The structural arrangement of a building frequently renders it impossible to form a sloping roof over all parts of it, and hence flats are necessary. When this is the case, metallic coverings are the best that can be adopted.

Formerly it was not uncommon in buildings where cost was not a consideration to use sheet copper for covering flats or slight slopes. Copper forms a very light covering, as it may be safely used in sheets not more than ' 03 in. thick, which would weigh about 20 oz. per ft. super. Copper slowly oxidizes when exposed to the air, but the oxide does not eat into the substance of the metal as is the case with iron; it seems rather to form a protective coat. The cost of copper renders its use very limited, and zinc has to a large extent taken its place.

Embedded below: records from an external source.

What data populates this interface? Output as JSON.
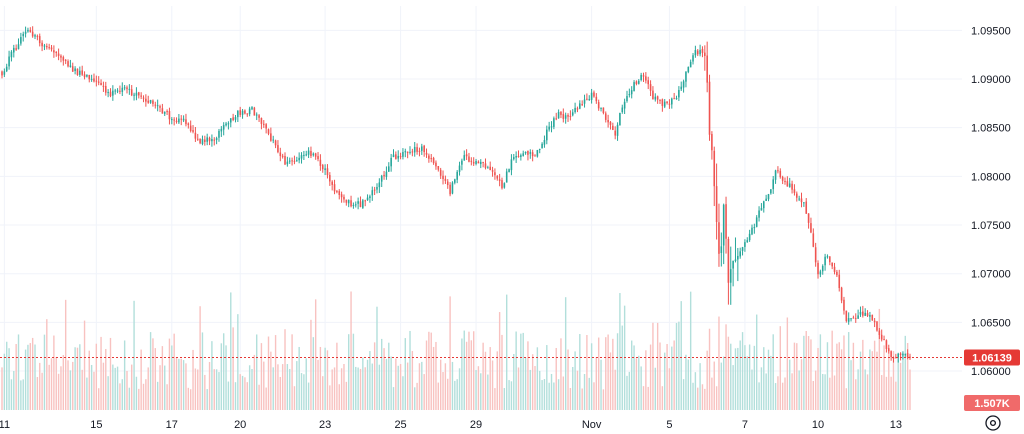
{
  "colors": {
    "up": "#26a69a",
    "down": "#ef5350",
    "up_volume": "#b2dfdb",
    "down_volume": "#f8c2c0",
    "grid": "#f0f3fa",
    "axis_text": "#131722",
    "last_price_badge": "#e53935",
    "volume_badge": "#f06a6a"
  },
  "settings_icon": "settings-gear-icon",
  "chart_data": {
    "type": "candlestick",
    "instrument_hint": "EURUSD 1H style",
    "ylim": [
      1.056,
      1.0975
    ],
    "y_ticks": [
      "1.09500",
      "1.09000",
      "1.08500",
      "1.08000",
      "1.07500",
      "1.07000",
      "1.06500",
      "1.06000"
    ],
    "x_ticks": [
      {
        "label": "11",
        "index": 1
      },
      {
        "label": "15",
        "index": 40
      },
      {
        "label": "17",
        "index": 72
      },
      {
        "label": "20",
        "index": 101
      },
      {
        "label": "23",
        "index": 137
      },
      {
        "label": "25",
        "index": 169
      },
      {
        "label": "29",
        "index": 201
      },
      {
        "label": "Nov",
        "index": 250
      },
      {
        "label": "5",
        "index": 283
      },
      {
        "label": "7",
        "index": 315
      },
      {
        "label": "10",
        "index": 346
      },
      {
        "label": "13",
        "index": 379
      }
    ],
    "close_anchors": [
      [
        0,
        1.0905
      ],
      [
        4,
        1.0925
      ],
      [
        10,
        1.095
      ],
      [
        16,
        1.0938
      ],
      [
        22,
        1.093
      ],
      [
        30,
        1.091
      ],
      [
        38,
        1.09
      ],
      [
        45,
        1.0885
      ],
      [
        52,
        1.089
      ],
      [
        60,
        1.088
      ],
      [
        66,
        1.087
      ],
      [
        72,
        1.086
      ],
      [
        78,
        1.0855
      ],
      [
        84,
        1.0835
      ],
      [
        90,
        1.084
      ],
      [
        96,
        1.0855
      ],
      [
        100,
        1.0865
      ],
      [
        106,
        1.0868
      ],
      [
        112,
        1.085
      ],
      [
        116,
        1.083
      ],
      [
        120,
        1.0815
      ],
      [
        126,
        1.082
      ],
      [
        130,
        1.0825
      ],
      [
        136,
        1.081
      ],
      [
        140,
        1.079
      ],
      [
        145,
        1.0775
      ],
      [
        150,
        1.077
      ],
      [
        155,
        1.0775
      ],
      [
        160,
        1.0795
      ],
      [
        166,
        1.082
      ],
      [
        172,
        1.0825
      ],
      [
        178,
        1.083
      ],
      [
        184,
        1.081
      ],
      [
        190,
        1.0785
      ],
      [
        196,
        1.082
      ],
      [
        202,
        1.0815
      ],
      [
        208,
        1.0805
      ],
      [
        212,
        1.079
      ],
      [
        216,
        1.0815
      ],
      [
        220,
        1.0825
      ],
      [
        226,
        1.082
      ],
      [
        232,
        1.085
      ],
      [
        236,
        1.0865
      ],
      [
        240,
        1.086
      ],
      [
        246,
        1.0875
      ],
      [
        250,
        1.0885
      ],
      [
        256,
        1.086
      ],
      [
        260,
        1.0845
      ],
      [
        264,
        1.088
      ],
      [
        268,
        1.0895
      ],
      [
        272,
        1.0905
      ],
      [
        276,
        1.088
      ],
      [
        280,
        1.0875
      ],
      [
        286,
        1.088
      ],
      [
        290,
        1.0905
      ],
      [
        294,
        1.093
      ],
      [
        298,
        1.0925
      ],
      [
        300,
        1.085
      ],
      [
        302,
        1.079
      ],
      [
        304,
        1.071
      ],
      [
        306,
        1.076
      ],
      [
        308,
        1.07
      ],
      [
        310,
        1.071
      ],
      [
        314,
        1.073
      ],
      [
        318,
        1.0745
      ],
      [
        322,
        1.077
      ],
      [
        326,
        1.079
      ],
      [
        328,
        1.0805
      ],
      [
        332,
        1.0795
      ],
      [
        336,
        1.0785
      ],
      [
        340,
        1.077
      ],
      [
        344,
        1.073
      ],
      [
        346,
        1.07
      ],
      [
        350,
        1.072
      ],
      [
        354,
        1.07
      ],
      [
        358,
        1.065
      ],
      [
        362,
        1.0655
      ],
      [
        366,
        1.066
      ],
      [
        370,
        1.065
      ],
      [
        374,
        1.063
      ],
      [
        378,
        1.061
      ],
      [
        382,
        1.062
      ],
      [
        385,
        1.06139
      ]
    ],
    "last_price": "1.06139",
    "last_volume": "1.507K",
    "last_price_value": 1.06139
  }
}
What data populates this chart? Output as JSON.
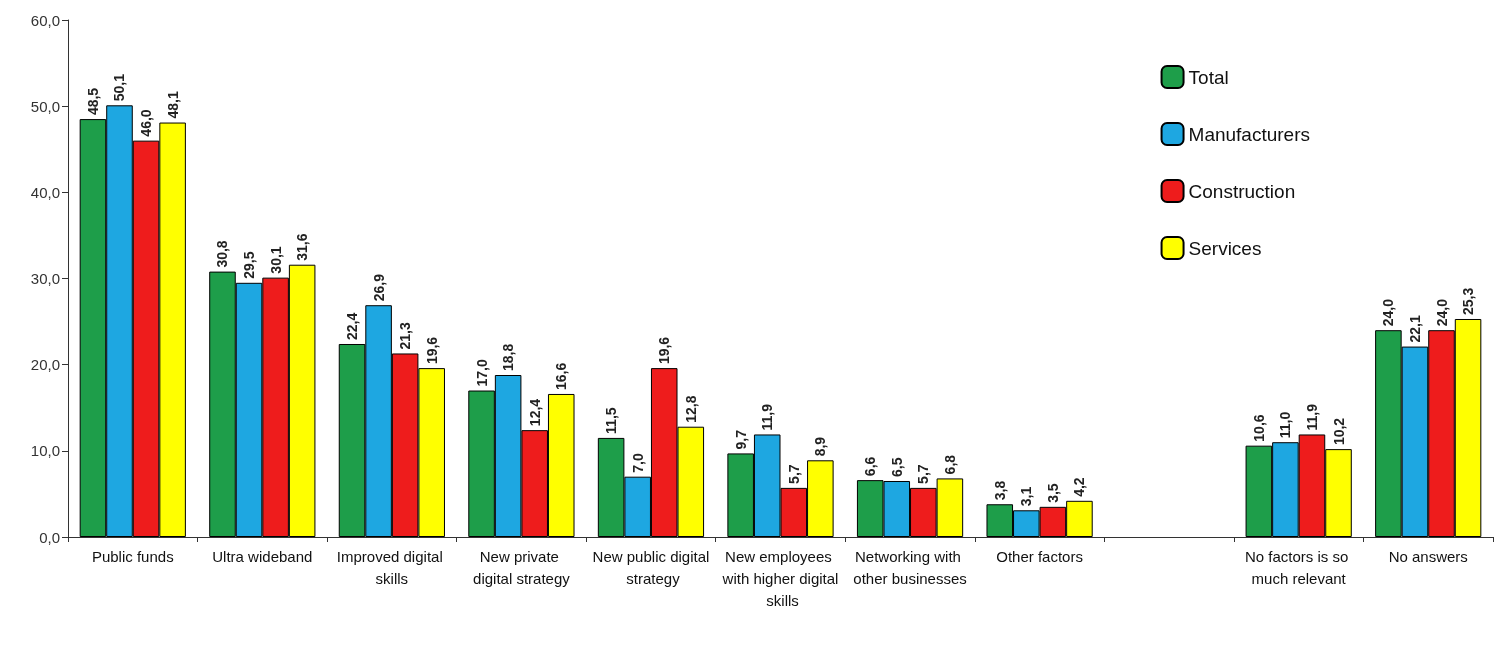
{
  "chart_data": {
    "type": "bar",
    "categories": [
      "Public funds",
      "Ultra wideband",
      "Improved digital skills",
      "New private digital strategy",
      "New public digital strategy",
      "New employees with higher digital skills",
      "Networking with other businesses",
      "Other factors",
      null,
      "No factors is so much relevant",
      "No answers"
    ],
    "series": [
      {
        "name": "Total",
        "color": "#1e9e4a",
        "values": [
          48.5,
          30.8,
          22.4,
          17.0,
          11.5,
          9.7,
          6.6,
          3.8,
          null,
          10.6,
          24.0
        ],
        "value_labels": [
          "48,5",
          "30,8",
          "22,4",
          "17,0",
          "11,5",
          "9,7",
          "6,6",
          "3,8",
          null,
          "10,6",
          "24,0"
        ]
      },
      {
        "name": "Manufacturers",
        "color": "#1ea7e1",
        "values": [
          50.1,
          29.5,
          26.9,
          18.8,
          7.0,
          11.9,
          6.5,
          3.1,
          null,
          11.0,
          22.1
        ],
        "value_labels": [
          "50,1",
          "29,5",
          "26,9",
          "18,8",
          "7,0",
          "11,9",
          "6,5",
          "3,1",
          null,
          "11,0",
          "22,1"
        ]
      },
      {
        "name": "Construction",
        "color": "#ee1c1c",
        "values": [
          46.0,
          30.1,
          21.3,
          12.4,
          19.6,
          5.7,
          5.7,
          3.5,
          null,
          11.9,
          24.0
        ],
        "value_labels": [
          "46,0",
          "30,1",
          "21,3",
          "12,4",
          "19,6",
          "5,7",
          "5,7",
          "3,5",
          null,
          "11,9",
          "24,0"
        ]
      },
      {
        "name": "Services",
        "color": "#ffff00",
        "values": [
          48.1,
          31.6,
          19.6,
          16.6,
          12.8,
          8.9,
          6.8,
          4.2,
          null,
          10.2,
          25.3
        ],
        "value_labels": [
          "48,1",
          "31,6",
          "19,6",
          "16,6",
          "12,8",
          "8,9",
          "6,8",
          "4,2",
          null,
          "10,2",
          "25,3"
        ]
      }
    ],
    "ylim": [
      0,
      60
    ],
    "yticks": [
      {
        "value": 0,
        "label": "0,0"
      },
      {
        "value": 10,
        "label": "10,0"
      },
      {
        "value": 20,
        "label": "20,0"
      },
      {
        "value": 30,
        "label": "30,0"
      },
      {
        "value": 40,
        "label": "40,0"
      },
      {
        "value": 50,
        "label": "50,0"
      },
      {
        "value": 60,
        "label": "60,0"
      }
    ],
    "grid": false,
    "legend": "top right"
  }
}
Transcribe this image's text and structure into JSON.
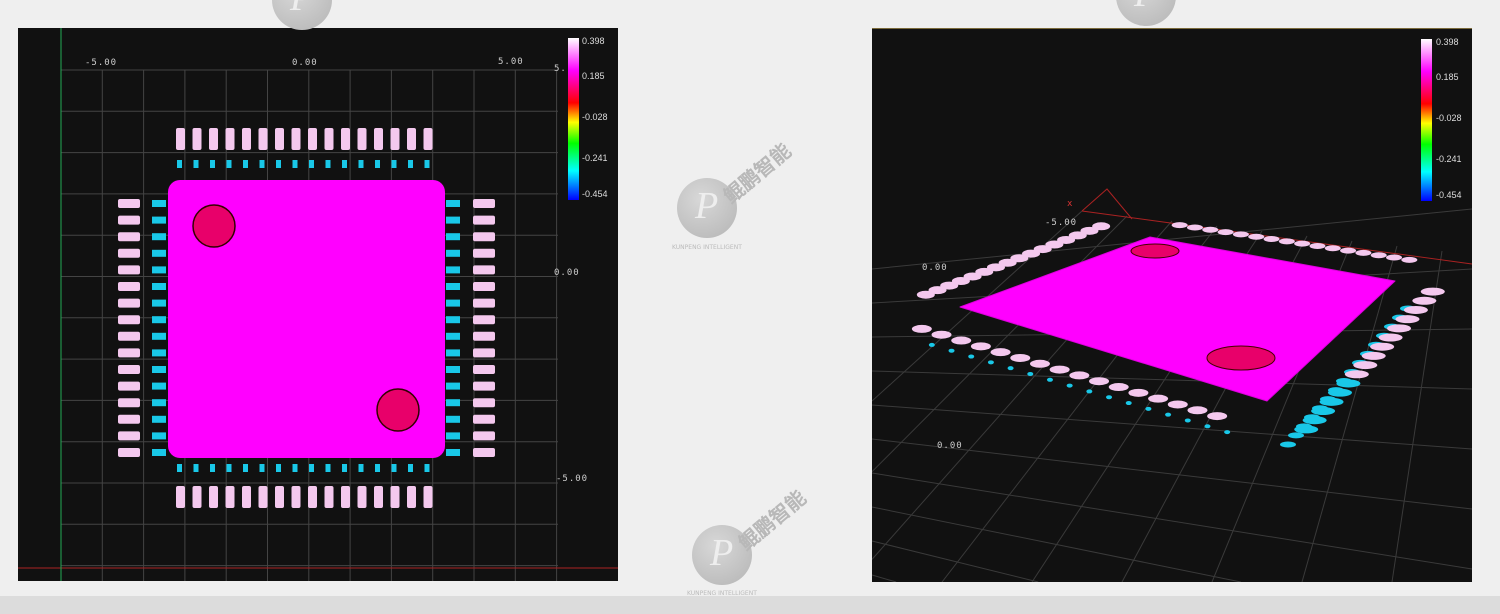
{
  "colorbar": {
    "labels": [
      "0.398",
      "0.185",
      "-0.028",
      "-0.241",
      "-0.454"
    ],
    "colors": [
      "#ffffff",
      "#ff00ff",
      "#ff0000",
      "#ffff00",
      "#00ff00",
      "#00ffff",
      "#0000ff"
    ]
  },
  "view_2d": {
    "x_ticks": [
      "-5.00",
      "0.00",
      "5.00"
    ],
    "y_ticks": [
      "5.",
      "0.00",
      "-5.00"
    ]
  },
  "view_3d": {
    "axis_label": "x",
    "ticks": [
      "-5.00",
      "0.00",
      "0.00"
    ]
  },
  "watermark": {
    "name": "鲲鹏智能",
    "subtitle": "KUNPENG INTELLIGENT"
  },
  "colors": {
    "body": "#ff00ff",
    "fiducial": "#e8006a",
    "lead": "#f4c8ee",
    "solder": "#19c8e8",
    "background": "#111111"
  }
}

Zinc is also a very light covering; in fact its specific gravity is slightly less than that of copper, but it has not a good reputation, owing to the fact that on its first introduction it was used in very thin sheets, and sufficient care was not taken in laying it. Its expansion is greater than that of any other metal, and therefore it should always be laid with ample play, or it will soon buckle and crack. The Vieille Montagne Company have greatly improved the methods of laying zinc, and they have also introduced thicker sheets than could previously be obtained; if zinc is used at all, it should never be less than No. 16 gauge, which weighs about 24 oz. to the ft. super, and is as nearly as possible 1/24 in. thick. Zinc resembles copper in the fact that it oxidizes on the surface only; but in smoky districts it will not last at all, as sulphuric acid completely destroys it.

The surface oxidation only of zinc when exposed to ordinary atmospheric influences, suggested the attempt to prevent the rusting of iron by giving it a thin coating of zinc. This led to the production of "galvanized" iron for roofing purposes. This "galvanizing" process consists in first precipitating tin upon sheets of iron by means of weak galvanic action, and then placing the plates in a bath of liquid zinc. Iron thus treated will last, under favourable circumstances, for a long time; but when used for roofing, it is almost impossible to avoid nailing the sheets in some places, and where the nail holes occur, moisture invariably makes its way to the iron itself, which rusts internally, and the thin zinc coating then comes off in flakes. What was previously stated as to the action of sulphuric acid upon zinc will show the utter uselessness of galvanized iron in smoky districts.

The most durable metal covering for roofs is milled lead. This is lead which, after being cast, is passed through a mill between rollers adjusted so as to give the requisite thickness to the sheets which are rolled out. This thickness varies from .075 in. to .236 in., the weight of these qualities being 4 lb. and 14 lb. respectively per superficial ft. The qualities chiefly used for roofing are the 5-, 6-, and 7-lb. lead, the latter being the lightest that should be used for flats or gutters. In laying lead on flats, the latter should be close boarded, and care must be taken to allow for expansion and contraction of the metal; consequently the joints of 2 adjacent sheets must not be soldered together. In order to prevent the water from penetrating at the joints, fillets of wood, 2 1/2 in. by 2 in., rounded at the top, called rolls, are nailed to the boards, and one sheet of lead is dressed close up to and half-way over the roll, while the next sheet is brought up to the opposite side of the roll, and lapped completely over the roll and the turned-up portion of the first sheet. If the lead is closely hammered down with wooden mallets, no nails are required, and they are better omitted.

When it is necessary to nail the lead round skylights or in other positions, copper nails should always be used.

Thin flat plates of iron rendered "rustless" by the Bower-Barff process have lately been introduced for roofing purposes by Horn, Black & Co., and many advantages are claimed for it on the score of cheapness, durability, and appearance, as compared with other metallic roofings. There are several modifications in the pattern and mode of fixing, but the simplest is illustrated in Fig. 1360. Here plain flat plates, 24 in. by 12 in., are laid like ordinary slating, except that oxidized hoop iron is laid over each line of plates, through holes in which, as well as in the slates, are driven the nails which fasten both to the boards beneath. The use of this iron lath allows any accidentally damaged plates to be removed at any time, when specially-made plates can be substituted. These special "mending-plates" are so formed as to hook easily and securely upon the iron lath, and to be so fixed without the necessity of cutting the nails which fasten the adjoining plates. All these plates, both ordinary and special, are supplied ready bored with the holes for the nails; and suitable nails, similarly protected with the oxide, are furnished at a reasonable price.

It is only fair to say that much of the preceding information has been gathered from a paper on Building Materials by John Slater, B.A., in the Sanitary Record.